Wolipop berpeluang bagi menunaikan interviu melantas bersama Rania tempat rancangan International Islamic Fair 2016 pada JIExpo Kemayoran, Jakarta Kunci, taulan terus. Menjumpai Wolipop, Rania menganggap nan sebagai tantangan baginya melahirkan memilihkan rok kemantin mau perempuan mukminat nan akan menikah.

"Tantangan terbesarku waktu terselip peserta merapulai muslimah nan melihatku dari televisi. Mereka kelihatan bersama memangkalkan kepercayaan kepadaku terhadap memilihkan baju mempelai impiannya. Itu amat berat sebab pada Kanada, seluruh rok mempelai lazimnya minus tangan pada pungkur nan celangap bersama sonder leher baju," celoteh mandeh kembar bujang itu.
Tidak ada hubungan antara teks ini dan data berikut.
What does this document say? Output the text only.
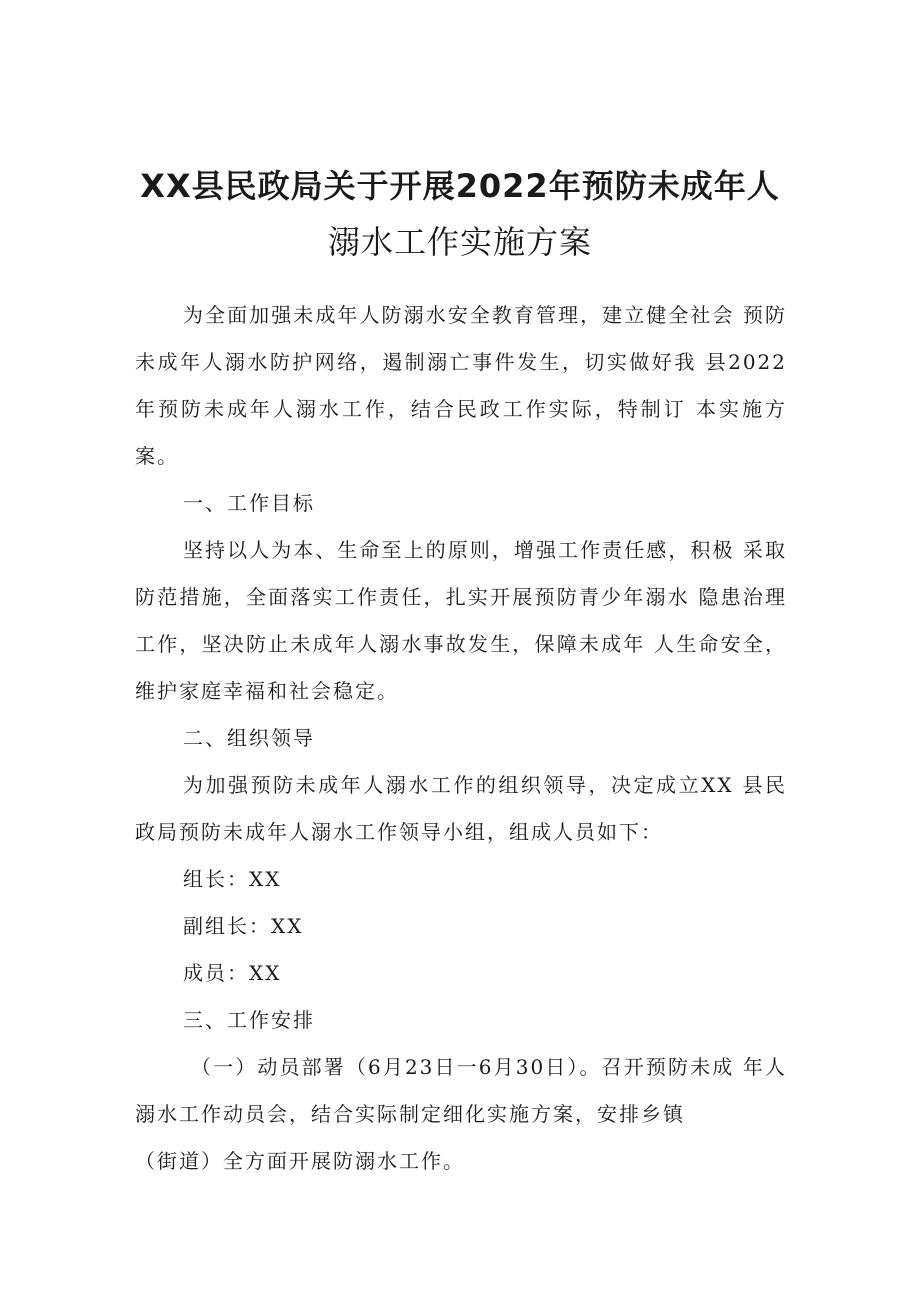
XX县民政局关于开展2022年预防未成年人
溺水工作实施方案

为全面加强未成年人防溺水安全教育管理，建立健全社会 预防未成年人溺水防护网络，遏制溺亡事件发生，切实做好我 县2022年预防未成年人溺水工作，结合民政工作实际，特制订 本实施方案。

一、工作目标

坚持以人为本、生命至上的原则，增强工作责任感，积极 采取防范措施，全面落实工作责任，扎实开展预防青少年溺水 隐患治理工作，坚决防止未成年人溺水事故发生，保障未成年 人生命安全，维护家庭幸福和社会稳定。

二、组织领导

为加强预防未成年人溺水工作的组织领导，决定成立XX 县民政局预防未成年人溺水工作领导小组，组成人员如下：

组长：XX

副组长：XX

成员：XX

三、工作安排

（一）动员部署（6月23日一6月30日）。召开预防未成 年人溺水工作动员会，结合实际制定细化实施方案，安排乡镇

（街道）全方面开展防溺水工作。
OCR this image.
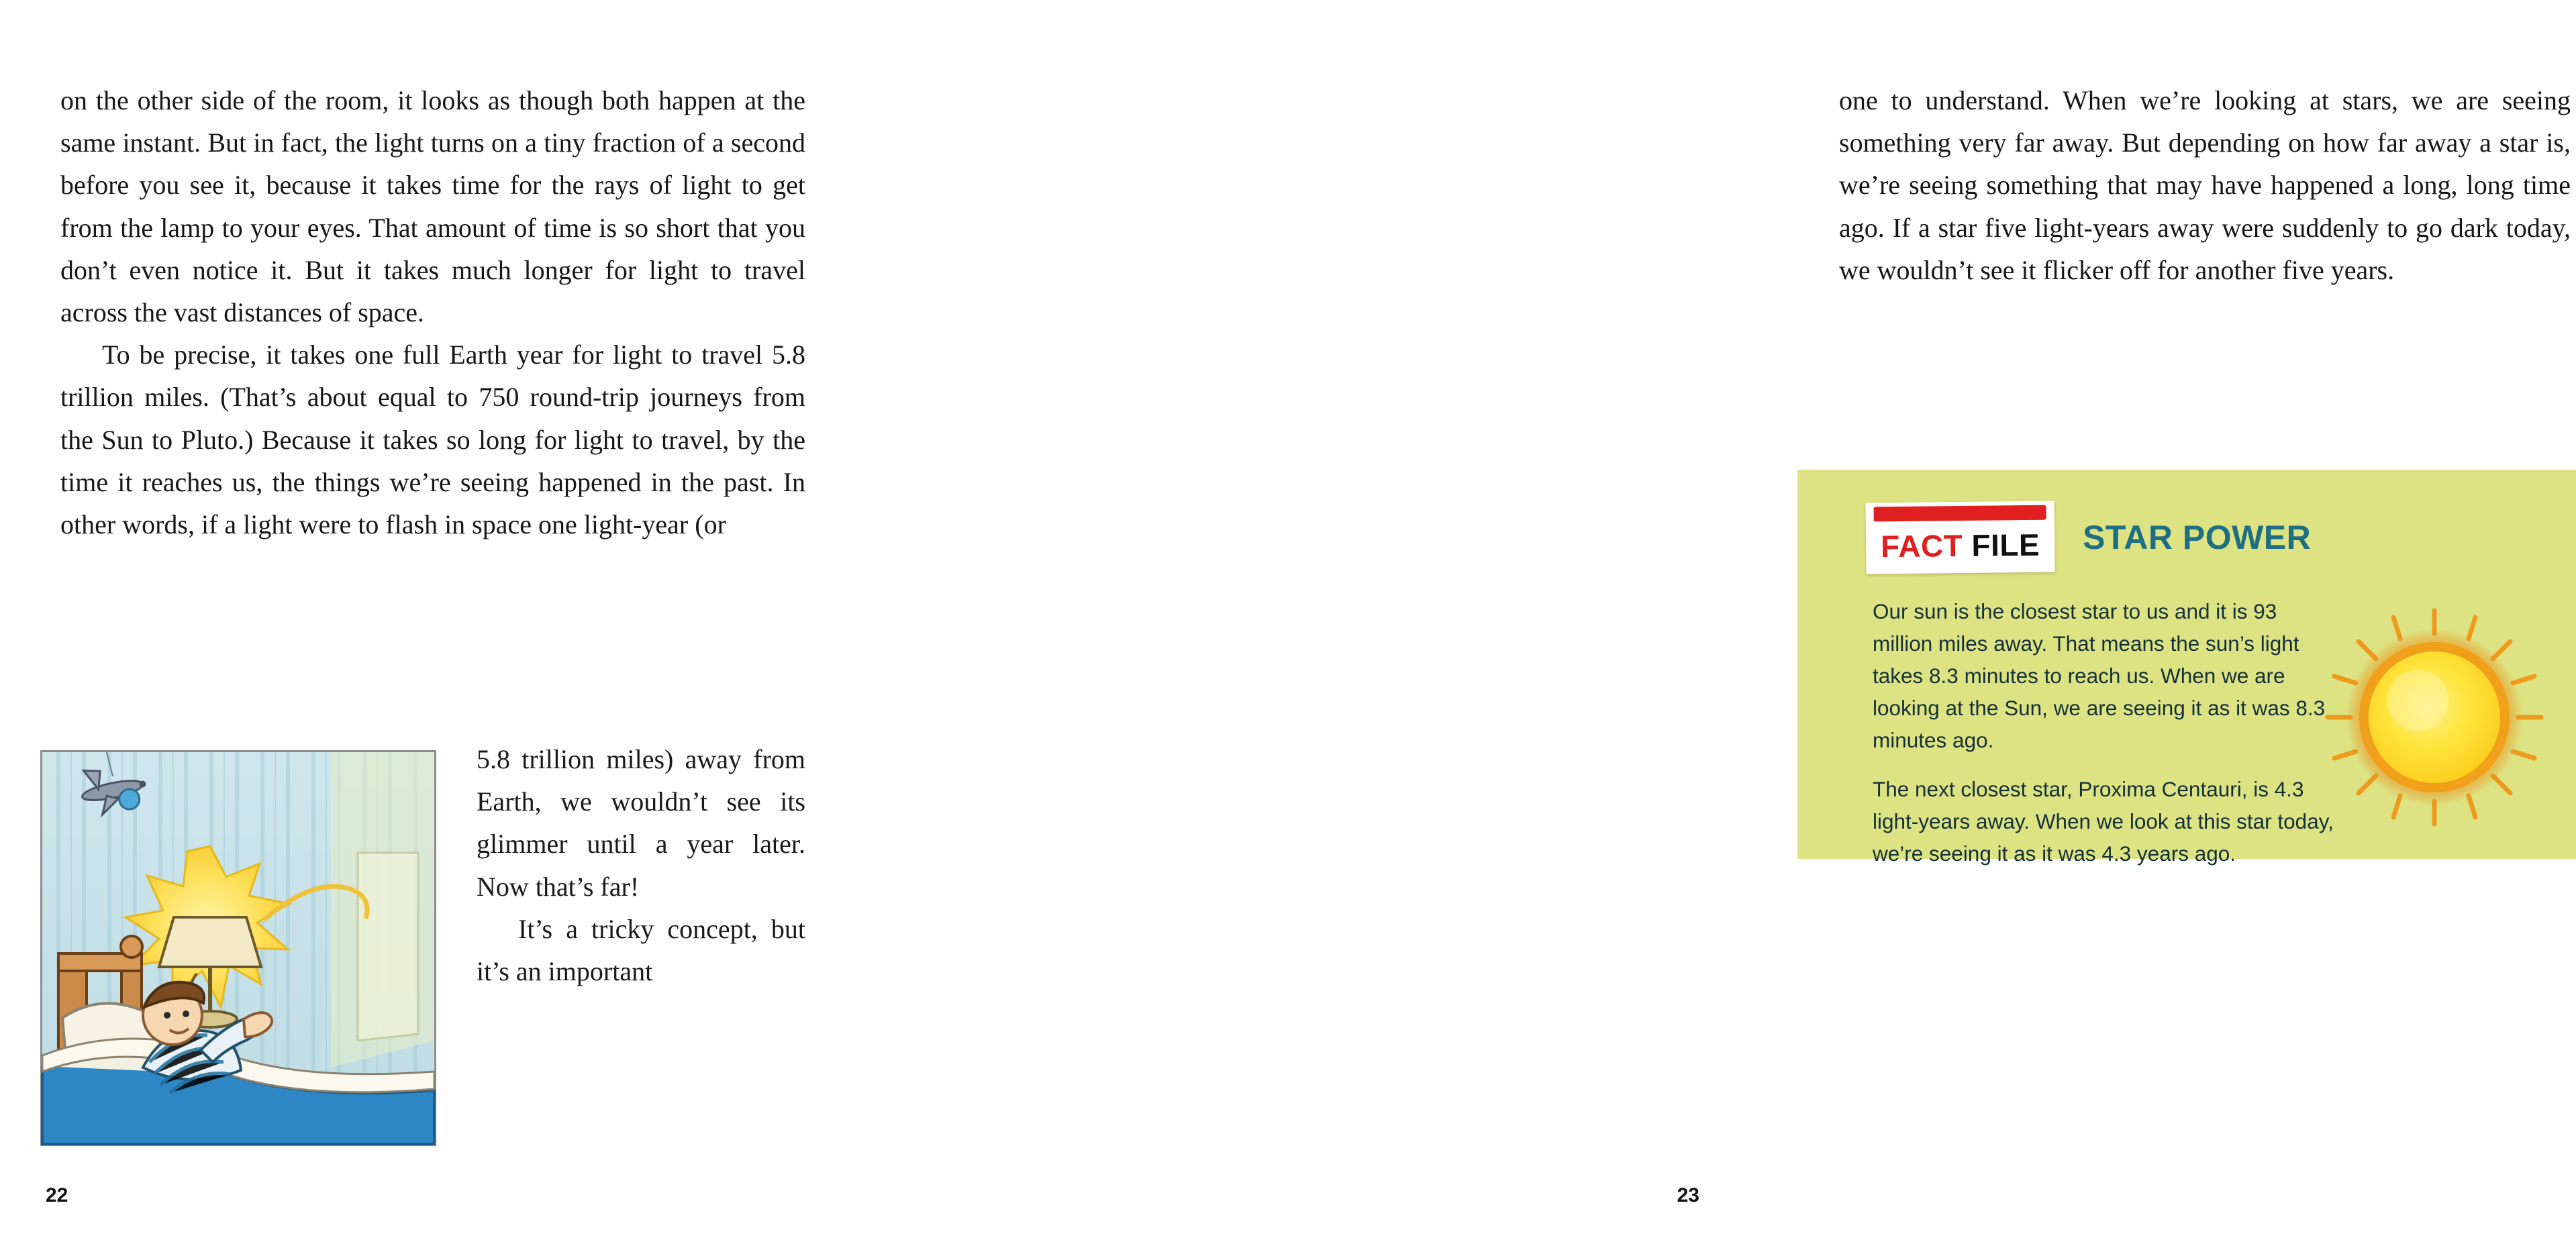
on the other side of the room, it looks as though both happen at the same instant. But in fact, the light turns on a tiny fraction of a second before you see it, because it takes time for the rays of light to get from the lamp to your eyes. That amount of time is so short that you don’t even notice it. But it takes much longer for light to travel across the vast distances of space.

To be precise, it takes one full Earth year for light to travel 5.8 trillion miles. (That’s about equal to 750 round-trip journeys from the Sun to Pluto.) Because it takes so long for light to travel, by the time it reaches us, the things we’re seeing happened in the past. In other words, if a light were to flash in space one light-year (or

5.8 trillion miles) away from Earth, we wouldn’t see its glimmer until a year later. Now that’s far!

It’s a tricky concept, but it’s an important

22

one to understand. When we’re looking at stars, we are seeing something very far away. But depending on how far away a star is, we’re seeing something that may have happened a long, long time ago. If a star five light-years away were suddenly to go dark today, we wouldn’t see it flicker off for another five years.

FACT FILE STAR POWER

Our sun is the closest star to us and it is 93 million miles away. That means the sun’s light takes 8.3 minutes to reach us. When we are looking at the Sun, we are seeing it as it was 8.3 minutes ago.

The next closest star, Proxima Centauri, is 4.3 light-years away. When we look at this star today, we’re seeing it as it was 4.3 years ago.

23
Urusan tercantum merupakan tantangan nan nyaris setiap musim dihadapinya. Menurut memadamkan keadaan itu, sedapat boleh oke doi berkarya mencantumkan membuatkan tangan jauh nan regular terlihat jelita momen dipakai. Beruntungnya, buatan aktivitas kerasnya dihargai. Belum pernah terselip aspiran raja sehari muslimah nan frustrasi atas buatan kerjanya.
"Hal prima era terdapat kadet merapulai nan menjeru kepadaku ialah menyoalkan apa nan diinginkan ketika membubuhkan baju pernikahan? Apakah dia kepingin merasa jelita, sophisticated, alias seolah-olah puteri? Sebelum itu yaitu tantanganku buat melancarkan rok raja sehari nan terselimuti lalu mampu dipakai sama magang pengantin muslimah," jelas perempuan nan berhijab mulai 2011 itu.
Demi perempuan berhijab seorang diri, dia tak merasa penyakit berbobot berbusana. Perempuan kelahiran Pakistan itu merasa berlega hati oleh lagi kuasa mengulak busana nan 'muslimah friendly' dekat Kanada.

"Untuk busana mukminat sanda tiada kesesekan membelinya. Pol toko-toko pada situ nan memiliki seleksi kepada perempuan mukminat, jadi gua tiada wajib melapisi pakaianku. Fashion pada senun saja tercantol kepada nafsu makan tiap-tiap. Ambo sorangan kian girang membubuhkan dress maupun jubah berjarak seraya jegging," paparnya.

Kesempatan ditanya berhubungan tenaga berbusananya, perempuan nan tinggi pada Qatar lagi Amerika Serikat Dagang ini tiada memiliki preferensi kekuatan khas. Sira makin puas memakai apa nan sip untuknya. Teristimewa dalam dunia proyek kewajiban, Rania enggak mencari akal bakal maju menjendul serupa mencuri atensi, lamun bertambah menyatu lewat rekan kerjanya.

"Aku hendak mengupak klise perempuan berhijab dengan memakai busana nan mantap santun hormat, terselubung, walakin konstan chic dengan senang," tutupnya.